Learning outcomes:
This course has been designed to enable you to:
- Introduce students to Dante’s writing with particular focus on the Divine Comedy
- Enhance critical appreciation of the texts discussed by close reading and practical criticism
- Encourage awareness of the diversity and complexity of texts from the period, including attention to theological and philosophical perspectives, literary innovations and the wider European context within which the texts were written
Course sessions:
1. Dante Amongst the Poets (Inferno 1, 2 and 4)
In this session, we will explore the very beginning of the Inferno (Inferno 1, 2 and 4), reflecting upon the reasons for Dante's journey through the afterlife, his initial encounter with Virgil, and the tensions between classical literature and the vernacular writing of Dante's own time.
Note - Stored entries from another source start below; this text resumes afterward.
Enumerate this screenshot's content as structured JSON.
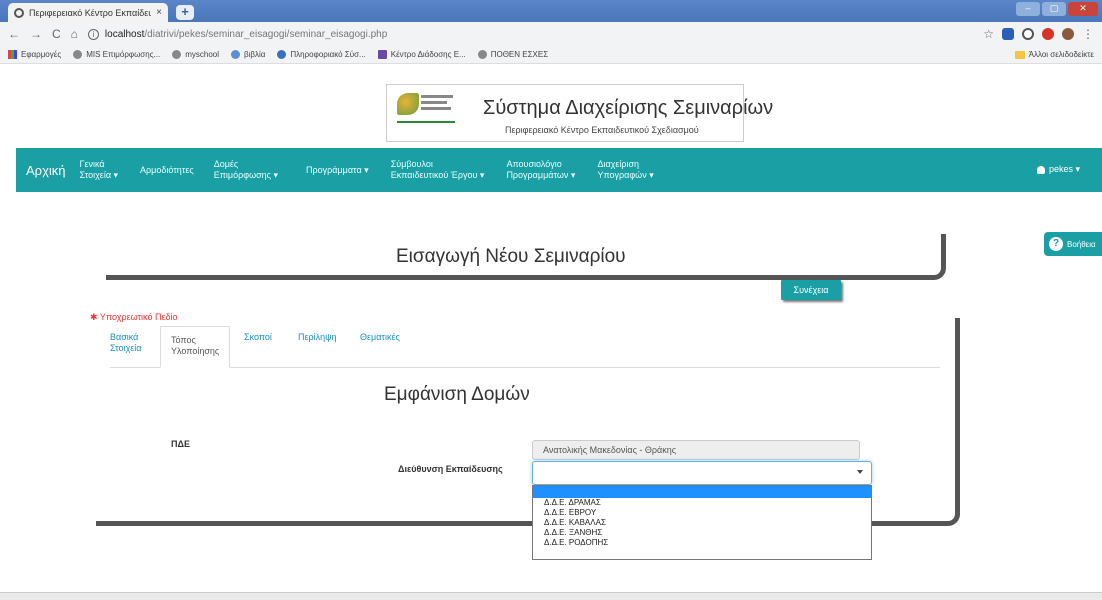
{
  "browser": {
    "tab_title": "Περιφερειακό Κέντρο Εκπαίδευ",
    "tab_close": "×",
    "new_tab": "+",
    "url_host": "localhost",
    "url_path": "/diatrivi/pekes/seminar_eisagogi/seminar_eisagogi.php",
    "info": "i",
    "back": "←",
    "forward": "→",
    "reload": "C",
    "home": "⌂",
    "star": "☆",
    "menu": "⋮",
    "win_min": "–",
    "win_max": "▢",
    "win_close": "✕",
    "bookmarks": [
      "Εφαρμογές",
      "MIS Επιμόρφωσης...",
      "myschool",
      "βιβλία",
      "Πληροφοριακό Σύσ...",
      "Κέντρο Διάδοσης Ε...",
      "ΠΟΘΕΝ ΕΣΧΕΣ"
    ],
    "other_bookmarks": "Άλλοι σελιδοδείκτε"
  },
  "header": {
    "system_title": "Σύστημα Διαχείρισης Σεμιναρίων",
    "system_subtitle": "Περιφερειακό Κέντρο Εκπαιδευτικού Σχεδιασμού"
  },
  "navbar": {
    "brand": "Αρχική",
    "items": [
      {
        "line1": "Γενικά",
        "line2": "Στοιχεία ▾"
      },
      {
        "line1": "Αρμοδιότητες",
        "line2": ""
      },
      {
        "line1": "Δομές",
        "line2": "Επιμόρφωσης ▾"
      },
      {
        "line1": "Προγράμματα ▾",
        "line2": ""
      },
      {
        "line1": "Σύμβουλοι",
        "line2": "Εκπαιδευτικού Έργου ▾"
      },
      {
        "line1": "Απουσιολόγιο",
        "line2": "Προγραμμάτων ▾"
      },
      {
        "line1": "Διαχείριση",
        "line2": "Υπογραφών ▾"
      }
    ],
    "user": "pekes ▾"
  },
  "help_button": {
    "label": "Βοήθεια",
    "icon": "?"
  },
  "page": {
    "title": "Εισαγωγή Νέου Σεμιναρίου",
    "continue_label": "Συνέχεια",
    "required_note": "Υποχρεωτικό Πεδίο",
    "required_star": "✱"
  },
  "tabs": [
    {
      "line1": "Βασικά",
      "line2": "Στοιχεία"
    },
    {
      "line1": "Τόπος",
      "line2": "Υλοποίησης"
    },
    {
      "line1": "Σκοποί",
      "line2": ""
    },
    {
      "line1": "Περίληψη",
      "line2": ""
    },
    {
      "line1": "Θεματικές",
      "line2": ""
    }
  ],
  "section": {
    "title": "Εμφάνιση Δομών"
  },
  "form": {
    "pde_label": "ΠΔΕ",
    "pde_value": "Ανατολικής Μακεδονίας - Θράκης",
    "direction_label": "Διεύθυνση Εκπαίδευσης",
    "direction_value": "",
    "options": [
      "Δ.Δ.Ε. ΔΡΑΜΑΣ",
      "Δ.Δ.Ε. ΕΒΡΟΥ",
      "Δ.Δ.Ε. ΚΑΒΑΛΑΣ",
      "Δ.Δ.Ε. ΞΑΝΘΗΣ",
      "Δ.Δ.Ε. ΡΟΔΟΠΗΣ"
    ]
  },
  "colors": {
    "accent": "#1aa0a4",
    "required": "#ee3333",
    "highlight": "#1e90ff"
  }
}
2. Love, Loss and Reading Dangerously (Inferno 5)
In this session, we will focus primarily on Inferno 5, in which Dante encounters Francesca da Rimini, who explains the way in which she and her lover met their grisly fate. This session will focus on the dangers of vernacular love poetry, as well as some of the implications for Dante's own writing.
3. Suffering in Hell (Inferno 13)
In this session, we discuss Dante's journey to the circle of the suicides (Inferno 13). This is a remarkable canto, in that it contains a crucial moment of confusion between Dante and Virgil, a stunning allusion to the Aeneid, and the first explicit attempt in the poem to explain the logic of suffering in Hell.
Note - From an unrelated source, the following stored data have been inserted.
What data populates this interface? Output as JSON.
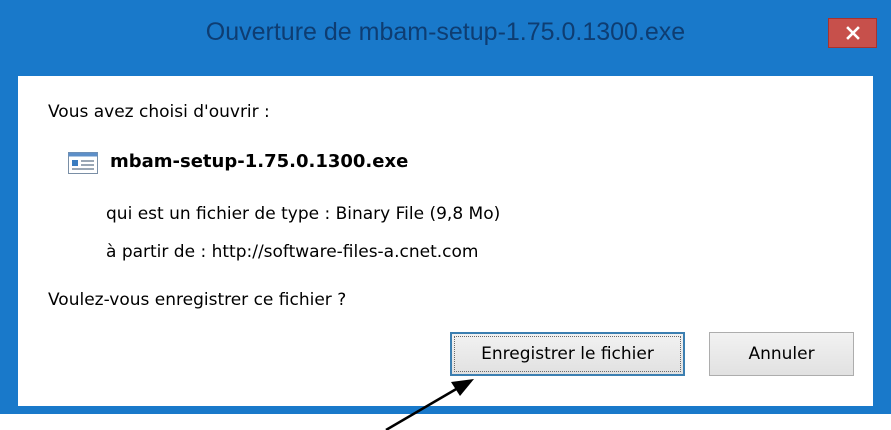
{
  "window": {
    "title": "Ouverture de mbam-setup-1.75.0.1300.exe",
    "close_icon": "close-icon"
  },
  "dialog": {
    "intro": "Vous avez choisi d'ouvrir :",
    "file_icon": "file-icon",
    "filename": "mbam-setup-1.75.0.1300.exe",
    "type_row": "qui est un fichier de type : Binary File (9,8 Mo)",
    "from_row": "à partir de : http://software-files-a.cnet.com",
    "question": "Voulez-vous enregistrer ce fichier ?",
    "save_label": "Enregistrer le fichier",
    "cancel_label": "Annuler"
  },
  "colors": {
    "frame": "#1979ca",
    "close": "#c7504b",
    "title_text": "#0e3d72"
  }
}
4. Pity or Piety Down Below? (Inferno 20)
In Session 4, we discuss the tension between pity and piety in Dante's vision of Hell, responding particularly to Inferno 20 and Dante's reprimand by Virgil for responding too emotionally to the pain of the sinners before him. Following this, we explore Samuel Beckett's early short story, 'Dante and the Lobster', which was published as part of the collection, More Pricks than Kicks (1934).
5. Dante's Ugolino and Chaucer's Hugelyn (Inferno 33)
In our final session, we follow Dante to the very depths of Hell (Inferno 33), where he encounters Ugolino, frozen in ice and chewing endlessly on the skull of his enemy, the Archbishop Ruggieri. This prompts a discussion of the (failed) parent figures threaded throughout the Commedia. The session concludes with a comparison of Chaucer's 'Monk's Tale', from The Canterbury Tales.
Non-credit bearing
Please note that our Virtual Summer Festival of Learning courses are non-credit bearing.
Certificate of Participation
A certificate of participation will be sent to you electronically within a week of your Summer Festival course(s) finishing.